Si chiama Eat the rich, gastronomia precaria per l’autodeterminazione alimentare, la mensa popolare di Bologna che mette in rete e coordina le realtà dedite alla produzione di cibo genuino per offrirlo a un prezzo accessibile a tutte le tasche.

Il progetto è nato sotto le due torri proprio per mettere in luce le contraddizioni di una città sempre più votata al turismo gastronomico, emblematiche di una realtà italiana che, promuovendo le cosiddette eccellenze nostrane, rischia di sdoganare i prezzi vertiginosi delle boutique di alimenti genuini, a cui si affiancano e fanno da controparte quelli sin troppo invitanti degli innumerevoli spacci di cibo spazzatura.

Eat the rich improvvisa banchetti in giro per la città e una volta a settimana offre un pranzo a offerta libera presso la Cucina Popolare dello spazio autogestito XM 24 (molto attivo in città e oggi purtroppo a rischio di sgombero), con l’intento di porre l’attenzione sulla provenienza delle materie prime e dimostrare che è possibile dare a tutti la possibilità di mangiare alimenti sani e buoni.

La frutta e la verdura di stagione provengono dai piccoli produttori di Campi Aperti, associazione attiva in città da più di un decennio con numerosi mercati e che ha avuto un peso fondamentale nel diffondere un’agricoltura contadina in difesa della sovranità alimentare in tutta Italia.

La pasta, i legumi, le passate arrivano invece da realtà sparse sul territorio nazionale come la rete Fuori Mercato o la fattoria di Mondeggi, che condividono con il gruppo i contenuti fondamentali: l’utilizzo di prodotti rispettosi per l’ambiente, senza sfruttamento lavorativo e animale.

La scelta di servire pasti vegani gustosi e sempre diversi è un modo per diffondere consapevolezza sulla scelta antispecista, riportando l’attenzione su quella che sappiamo essere una delle principali cause di inquinamento del pianeta: gli allevamenti intensivi.

Il prezzo autogestito, con cui ognuno offre secondo le proprie possibilità, è un modo efficace per innescare il meccanismo del mutualismo e, a partire da un bisogno concreto come quello del mangiare, si cerca di superare la logica del servizio coinvolgendo il più possibile chi frequenta la mensa nella preparazione del pasto.

«Quello che ci interessa dimostrare è che se ci si organizza collettivamente in un gruppo di amici, nonostante le difficoltà della vita frenetica in cui viviamo, e si riscoprono le relazioni con i contadini e i produttori che lavorano al di fuori dei circuiti della grande distribuzione, è possibile fornire un buon pasto a un prezzo equo a molte persone e allo stesso tempo sostenere le piccole economie locali», spiega Matteo, uno dei componenti di Eat the rich.

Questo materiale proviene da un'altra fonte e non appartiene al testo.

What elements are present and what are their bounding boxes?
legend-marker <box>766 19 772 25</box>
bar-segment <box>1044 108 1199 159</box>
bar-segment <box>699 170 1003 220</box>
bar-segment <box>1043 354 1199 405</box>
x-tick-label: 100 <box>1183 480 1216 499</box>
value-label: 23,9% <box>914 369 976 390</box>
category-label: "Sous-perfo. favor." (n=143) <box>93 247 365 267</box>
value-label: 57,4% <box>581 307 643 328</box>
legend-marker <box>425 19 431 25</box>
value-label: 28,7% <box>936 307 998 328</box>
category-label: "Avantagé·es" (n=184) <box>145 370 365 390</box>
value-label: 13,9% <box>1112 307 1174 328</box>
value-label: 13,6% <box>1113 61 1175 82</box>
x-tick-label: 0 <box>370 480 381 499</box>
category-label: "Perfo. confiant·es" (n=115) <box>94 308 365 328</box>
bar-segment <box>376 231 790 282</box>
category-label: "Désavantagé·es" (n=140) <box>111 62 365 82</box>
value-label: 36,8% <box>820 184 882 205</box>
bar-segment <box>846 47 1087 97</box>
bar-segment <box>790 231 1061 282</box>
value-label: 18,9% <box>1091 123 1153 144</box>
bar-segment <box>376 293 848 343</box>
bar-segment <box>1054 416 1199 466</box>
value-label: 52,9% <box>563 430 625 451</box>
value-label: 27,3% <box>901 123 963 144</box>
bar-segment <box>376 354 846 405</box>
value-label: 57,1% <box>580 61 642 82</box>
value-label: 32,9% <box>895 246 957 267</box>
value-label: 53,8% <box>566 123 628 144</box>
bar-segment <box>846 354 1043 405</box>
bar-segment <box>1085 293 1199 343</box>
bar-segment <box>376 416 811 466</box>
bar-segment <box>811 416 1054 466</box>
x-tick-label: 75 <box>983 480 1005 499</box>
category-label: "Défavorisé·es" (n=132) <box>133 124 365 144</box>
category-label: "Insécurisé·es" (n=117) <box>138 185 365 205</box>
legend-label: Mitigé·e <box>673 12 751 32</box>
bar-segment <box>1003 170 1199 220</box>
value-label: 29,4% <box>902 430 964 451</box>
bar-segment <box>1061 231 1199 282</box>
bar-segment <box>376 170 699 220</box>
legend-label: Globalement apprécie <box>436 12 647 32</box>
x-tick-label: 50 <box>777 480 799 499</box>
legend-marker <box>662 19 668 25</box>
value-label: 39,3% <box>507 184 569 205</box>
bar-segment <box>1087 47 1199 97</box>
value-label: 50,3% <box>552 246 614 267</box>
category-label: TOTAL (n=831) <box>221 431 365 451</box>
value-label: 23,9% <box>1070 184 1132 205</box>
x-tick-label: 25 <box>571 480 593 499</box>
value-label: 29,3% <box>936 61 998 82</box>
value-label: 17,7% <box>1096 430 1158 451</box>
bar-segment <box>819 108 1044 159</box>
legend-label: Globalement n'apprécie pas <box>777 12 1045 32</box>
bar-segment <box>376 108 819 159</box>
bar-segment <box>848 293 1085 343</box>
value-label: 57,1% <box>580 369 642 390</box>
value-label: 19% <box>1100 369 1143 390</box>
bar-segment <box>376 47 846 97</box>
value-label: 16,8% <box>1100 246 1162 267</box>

La relazione di vicinanza con i produttori permette di condividere con loro la scommessa di creare un’economia parallela funzionante e accessibile, conveniente sia per il contadino che per chi consuma, come accade per esempio quando si utilizzano le eccedenze o i prodotti che non potrebbero comparire sui banchi di un supermercato perché fuori taglia.
Il gruppo, in sinergia con una dozzina di cucine popolari sparse per il territorio italiano che formano la rete nazionale «Cucine in Movimento», ha inoltre da poco lanciato un’inchiesta online sul mondo della ristorazione, settore legato al turismo e troppo spesso caratterizzato da assenza di tutele e da orari estenuanti. Attraverso un questionario anonimo da compilare online sul sito di Eat the rich (https://framaforms.org/inchiesta-sul-lavoro-nel-settore-della-ristorazione-1536661042) il sondaggio cerca di fornire dati su una delle occupazioni più precarie, nonostante la passione di chi spesso la svolge.

E’ così che durante la preparazione dei pranzi di Eat the rich la variegata schiera di persone di ogni età e provenienza che si avvicenda ai fornelli rivendica anche la gioia di ritrovare la convivialità che è difficile riscontrare nei posti di lavoro, quella che facilita la conversazione e lo scambio di idee e saperi, lasciando che ci riconosciamo nell’altro e facendo sì che visione critica e quotidiano si incontrino e si concretizzino su un terreno comune.